Carnaval (Russian: Карнавал) is a ballet of the Ballets Russes, based on the music of Robert Schumann's, Carnaval, for piano, as orchestrated by Aleksandr Glazunov, Nikolai Rimsky-Korsakov, Anatole Liadov, Alexander Tcherepnin. It was choreographed by Mikhail Fokine to his own libretto, with costumes designed by Léon Bakst, and premiered in Pavlovsk on 5 March (old style, 20 February) 1910.

The leading dancers of the Imperial Ballet were engaged in the production: Tamara Karsavina (Columbine), Leonid Leontiev (Harlequin), Vera Fokina (Chiarina), Ludmila Schollar (Estrella), Bronislava Nijinska (Papillon), Vsevolod Meyerhold (Pierrot), Vasily Kiselev (Florestan), Aleksandr Shiryaev (Eusebius). The ballet became world-famous due to its production by Diaghilev's Ballets Russes (Teater des Westens, Berlin, 20 May 1910), with new sets and costumes by Bakst, with Lydia Lopokova as Columbine and Vaslav Nijinsky as Harlequin. On 14 September 1933, the ballet was revived in London by the Ballet Russe de Monte Carlo (staged by Woizikovsky) for Alexandra Danilova (appearing as Columbine).

Plot outline:
The curtain rises on three ladies pursued by three swains. Then Chiarina and Estrella appear. Suddenly Pierrot appears anxiously through a curtain and dances with long sleeves flapping, as if in search of love. Harlequin bounds in and teases him.

There is a scene with the dreamy Eusebius and Chiarina, one with Estrella and Florestan, and another with Pierrot trying (and failing) to catch Papillon in his hat.

Columbine and Harlequin tease the pompous Pantalone and are eventually betrothed. The Philistines are routed by all the dancing couples, and Harlequin binds Pantalone with Pierrot's sleeves.

For the benefit performance, the chasing of the Philistines took place in the audience, but this action later took place on stage.

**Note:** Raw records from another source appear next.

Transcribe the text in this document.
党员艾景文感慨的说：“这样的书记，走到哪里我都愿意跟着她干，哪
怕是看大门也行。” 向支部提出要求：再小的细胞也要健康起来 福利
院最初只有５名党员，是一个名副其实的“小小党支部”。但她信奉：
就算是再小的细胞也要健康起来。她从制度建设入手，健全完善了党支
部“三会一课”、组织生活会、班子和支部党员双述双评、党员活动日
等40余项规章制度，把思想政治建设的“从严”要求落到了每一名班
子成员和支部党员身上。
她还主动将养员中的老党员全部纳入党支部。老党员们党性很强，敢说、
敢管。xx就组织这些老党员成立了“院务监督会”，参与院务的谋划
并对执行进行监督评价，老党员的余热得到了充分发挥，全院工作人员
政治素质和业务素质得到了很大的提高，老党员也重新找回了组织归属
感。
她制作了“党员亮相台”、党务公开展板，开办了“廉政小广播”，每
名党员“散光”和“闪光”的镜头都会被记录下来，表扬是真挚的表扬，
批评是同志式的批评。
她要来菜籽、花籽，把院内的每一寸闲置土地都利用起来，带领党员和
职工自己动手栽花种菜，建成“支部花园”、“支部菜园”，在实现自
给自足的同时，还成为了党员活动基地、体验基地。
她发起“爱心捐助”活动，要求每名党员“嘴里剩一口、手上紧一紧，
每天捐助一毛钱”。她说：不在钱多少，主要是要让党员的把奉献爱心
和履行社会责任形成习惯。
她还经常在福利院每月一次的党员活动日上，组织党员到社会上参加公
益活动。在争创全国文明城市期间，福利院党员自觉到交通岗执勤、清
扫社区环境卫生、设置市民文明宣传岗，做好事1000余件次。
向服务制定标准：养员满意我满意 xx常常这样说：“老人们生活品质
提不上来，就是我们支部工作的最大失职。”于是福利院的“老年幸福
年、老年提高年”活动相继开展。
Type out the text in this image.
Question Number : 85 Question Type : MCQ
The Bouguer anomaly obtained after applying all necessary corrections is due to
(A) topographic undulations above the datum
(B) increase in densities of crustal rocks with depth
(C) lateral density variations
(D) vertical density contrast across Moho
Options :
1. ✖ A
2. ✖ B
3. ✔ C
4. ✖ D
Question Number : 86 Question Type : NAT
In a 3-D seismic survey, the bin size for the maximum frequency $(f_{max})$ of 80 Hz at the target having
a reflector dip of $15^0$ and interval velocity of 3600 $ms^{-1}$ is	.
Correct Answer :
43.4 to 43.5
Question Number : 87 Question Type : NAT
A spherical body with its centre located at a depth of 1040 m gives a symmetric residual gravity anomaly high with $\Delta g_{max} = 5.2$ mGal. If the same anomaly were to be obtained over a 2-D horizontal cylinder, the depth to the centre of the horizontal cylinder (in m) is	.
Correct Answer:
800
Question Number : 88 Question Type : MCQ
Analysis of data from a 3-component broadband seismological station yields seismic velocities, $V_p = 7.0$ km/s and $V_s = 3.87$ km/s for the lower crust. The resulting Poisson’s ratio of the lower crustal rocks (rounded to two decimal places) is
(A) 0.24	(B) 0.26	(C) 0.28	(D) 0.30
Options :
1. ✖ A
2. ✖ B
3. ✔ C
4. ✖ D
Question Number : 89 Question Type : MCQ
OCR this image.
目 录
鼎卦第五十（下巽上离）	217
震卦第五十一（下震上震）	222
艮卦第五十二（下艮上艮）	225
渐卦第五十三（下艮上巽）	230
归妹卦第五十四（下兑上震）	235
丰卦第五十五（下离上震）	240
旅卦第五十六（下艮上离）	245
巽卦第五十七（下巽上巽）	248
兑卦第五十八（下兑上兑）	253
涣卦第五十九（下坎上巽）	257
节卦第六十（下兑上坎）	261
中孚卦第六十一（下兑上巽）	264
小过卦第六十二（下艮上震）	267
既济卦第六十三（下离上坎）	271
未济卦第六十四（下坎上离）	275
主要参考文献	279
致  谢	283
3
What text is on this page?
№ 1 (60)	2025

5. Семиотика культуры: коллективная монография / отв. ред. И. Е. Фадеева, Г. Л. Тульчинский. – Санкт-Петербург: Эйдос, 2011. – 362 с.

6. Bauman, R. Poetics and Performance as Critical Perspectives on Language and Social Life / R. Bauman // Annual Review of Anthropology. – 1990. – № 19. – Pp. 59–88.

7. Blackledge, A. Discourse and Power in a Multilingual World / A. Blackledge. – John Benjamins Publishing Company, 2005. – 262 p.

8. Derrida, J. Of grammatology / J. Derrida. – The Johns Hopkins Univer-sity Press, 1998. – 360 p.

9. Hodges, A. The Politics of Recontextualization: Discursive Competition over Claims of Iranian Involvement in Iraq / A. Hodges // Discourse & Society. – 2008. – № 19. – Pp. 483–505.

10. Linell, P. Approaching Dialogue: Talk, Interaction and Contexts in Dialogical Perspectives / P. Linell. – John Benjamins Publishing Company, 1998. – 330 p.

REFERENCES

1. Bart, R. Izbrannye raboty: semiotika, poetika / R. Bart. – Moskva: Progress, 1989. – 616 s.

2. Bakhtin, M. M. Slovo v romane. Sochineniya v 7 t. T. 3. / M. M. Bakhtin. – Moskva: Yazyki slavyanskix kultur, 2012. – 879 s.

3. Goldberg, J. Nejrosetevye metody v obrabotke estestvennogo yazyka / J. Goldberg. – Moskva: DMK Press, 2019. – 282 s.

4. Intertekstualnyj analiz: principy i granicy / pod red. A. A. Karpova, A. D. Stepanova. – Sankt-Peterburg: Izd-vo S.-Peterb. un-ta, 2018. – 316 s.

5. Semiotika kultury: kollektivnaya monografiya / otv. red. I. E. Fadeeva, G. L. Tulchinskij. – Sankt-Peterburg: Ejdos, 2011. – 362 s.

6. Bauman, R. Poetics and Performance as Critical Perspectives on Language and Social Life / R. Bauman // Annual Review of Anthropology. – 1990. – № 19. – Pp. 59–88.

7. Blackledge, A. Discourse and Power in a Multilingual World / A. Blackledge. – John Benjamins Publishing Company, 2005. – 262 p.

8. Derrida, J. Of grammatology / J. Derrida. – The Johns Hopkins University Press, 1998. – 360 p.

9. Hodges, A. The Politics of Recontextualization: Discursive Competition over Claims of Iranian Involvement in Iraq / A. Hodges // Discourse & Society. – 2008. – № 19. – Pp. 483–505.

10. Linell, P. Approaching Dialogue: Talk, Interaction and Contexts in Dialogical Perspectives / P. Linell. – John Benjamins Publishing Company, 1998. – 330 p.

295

Among the outstanding variations were the solo by Harlequin, where he finished one series of pirouettes by slowing down and sitting on the final chord, a pas de trois by Estrella and two friends, and a duet by Harlequin and Columbine, in which his steps were performed to the melody of the flute and clarinet and hers, in counterpoint, to the strings.